The scenes shift now more rapidly: one after another, flying back and forth across the globe, watching from space even as detonation follows detonation, peppering the land, the seas, the atmosphere, underground and across the globe, one nation vying with another (until others joined in the game).
“So many,” he whispered, and the voice in his ear whispered back.
“Exactly. How many tests do you need? How much data can you collect on something that makes a huge boom? It wiped out two cities in Japan, and there was your ultimate test on its killing power and its after-effects. Should have been enough, but we kept going, kept testing, even so close to your own people.”
Another shift, and this time he’s among a crowd of revelers at a neon-colored rooftop party, high atop some casino hotel. The Vegas strip, ever sleepless, bustles in greater activity at his back while all around, dancers writhe to a jazzy 60’s era beat, some wearing tacky mushroom-cloud hats, until everyone stops and points out to the desert. To the massive flash of light. The wind rises and strikes, even at this distance. The crowd cheers and drinks and laughs and kisses as the great cloud expands and shakes to the rhythm…

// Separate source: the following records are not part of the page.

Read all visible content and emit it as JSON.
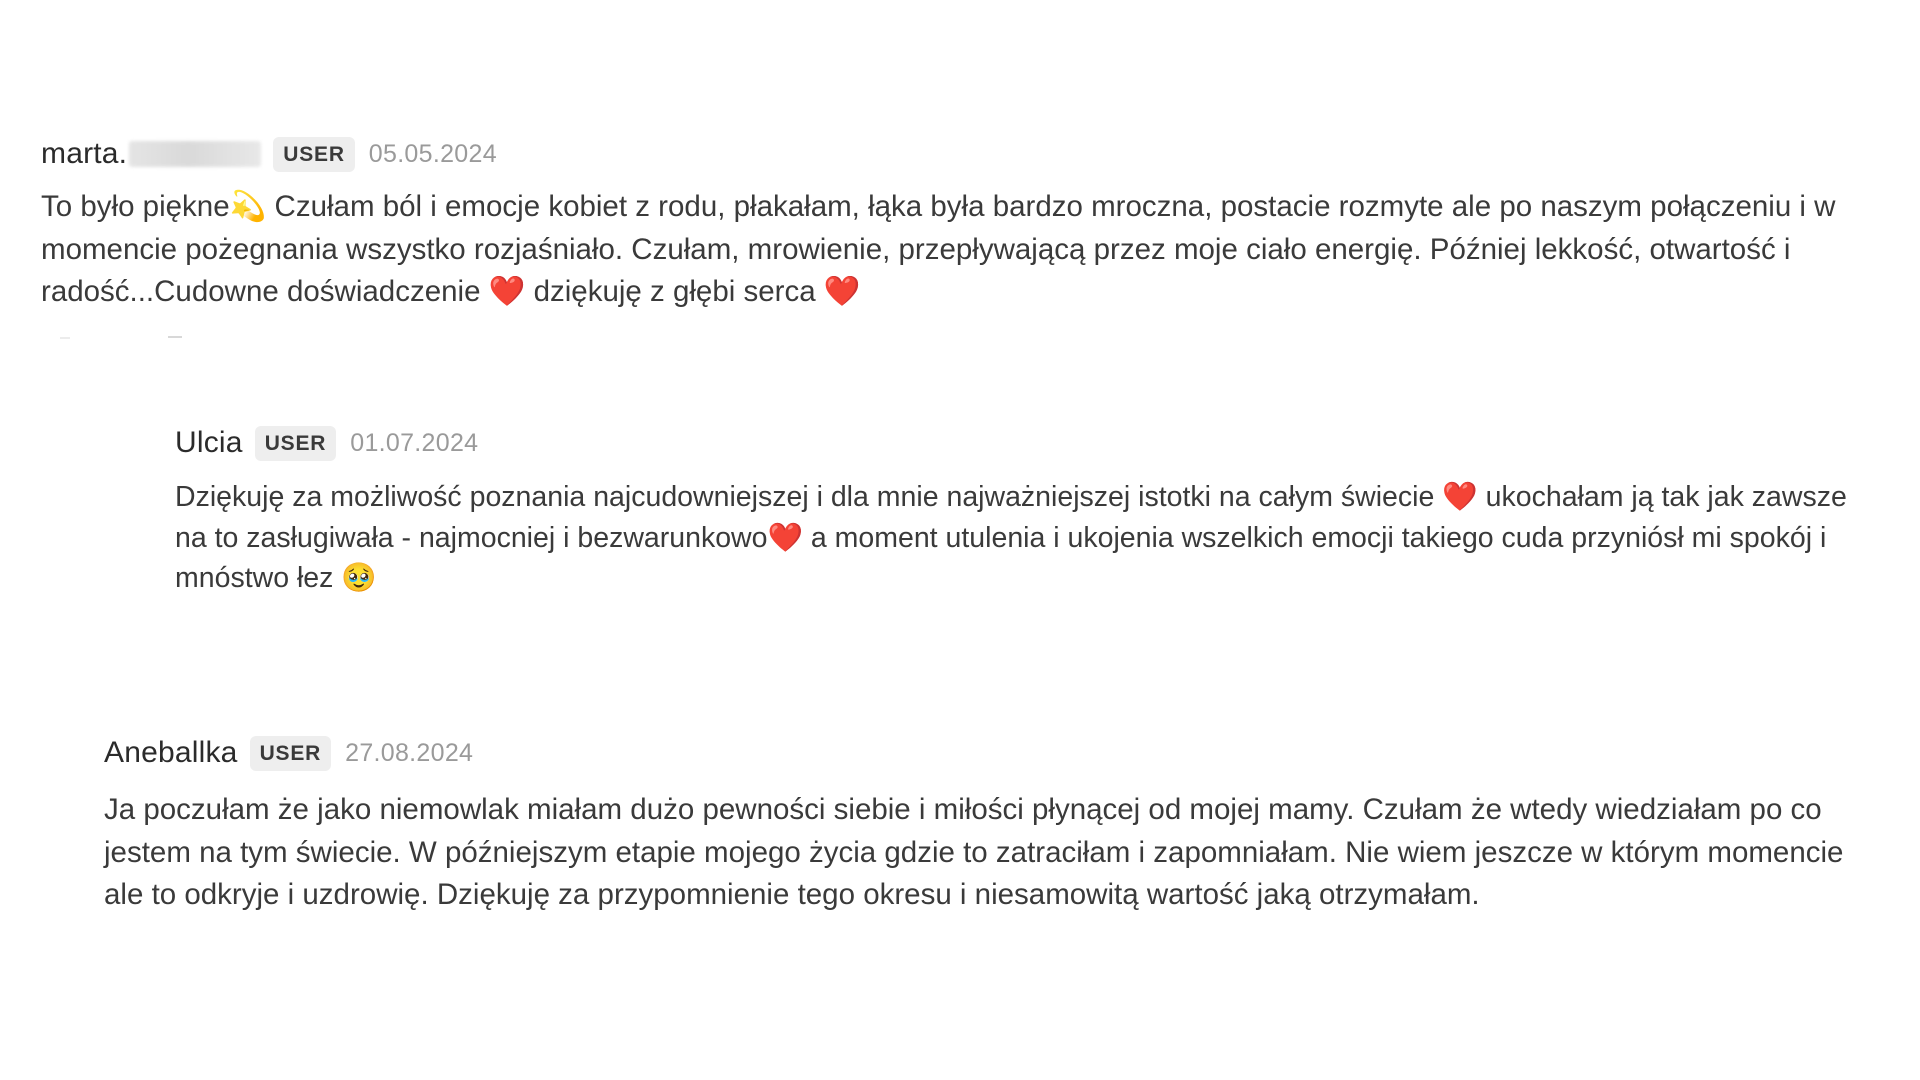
{
  "comments": [
    {
      "author": "marta.",
      "badge": "USER",
      "date": "05.05.2024",
      "text": "To było piękne💫 Czułam ból i emocje kobiet z rodu, płakałam, łąka była bardzo mroczna, postacie rozmyte ale po naszym połączeniu i w momencie pożegnania wszystko rozjaśniało. Czułam, mrowienie, przepływającą przez moje ciało energię. Później lekkość, otwartość i radość...Cudowne doświadczenie ❤️ dziękuję z głębi serca ❤️"
    },
    {
      "author": "Ulcia",
      "badge": "USER",
      "date": "01.07.2024",
      "text": "Dziękuję za możliwość poznania najcudowniejszej i dla mnie najważniejszej istotki na całym świecie ❤️ ukochałam ją tak jak zawsze na to zasługiwała - najmocniej i bezwarunkowo❤️ a moment utulenia i ukojenia wszelkich emocji takiego cuda przyniósł mi spokój i mnóstwo łez 🥹"
    },
    {
      "author": "Aneballka",
      "badge": "USER",
      "date": "27.08.2024",
      "text": "Ja poczułam że jako niemowlak miałam dużo pewności siebie i miłości płynącej od mojej mamy. Czułam że wtedy wiedziałam po co jestem na tym świecie. W późniejszym etapie mojego życia gdzie to zatraciłam i zapomniałam. Nie wiem jeszcze w którym momencie ale to odkryje i uzdrowię. Dziękuję za przypomnienie tego okresu i niesamowitą wartość jaką otrzymałam."
    }
  ]
}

“Testing,” Caleb responded as he continued to stare out at the monstrous atomic signature, “other things, other aspects and under different conditions. Official thinking is that we needed to have definitive collection of data for all scenarios and varying levels of payout as well as transmission through mediums such as the earth or upper atmosphere. What effect it had on the seas, whether the blasts could cause tsunamis, or how the residual effects could impact satellites or EM waves.”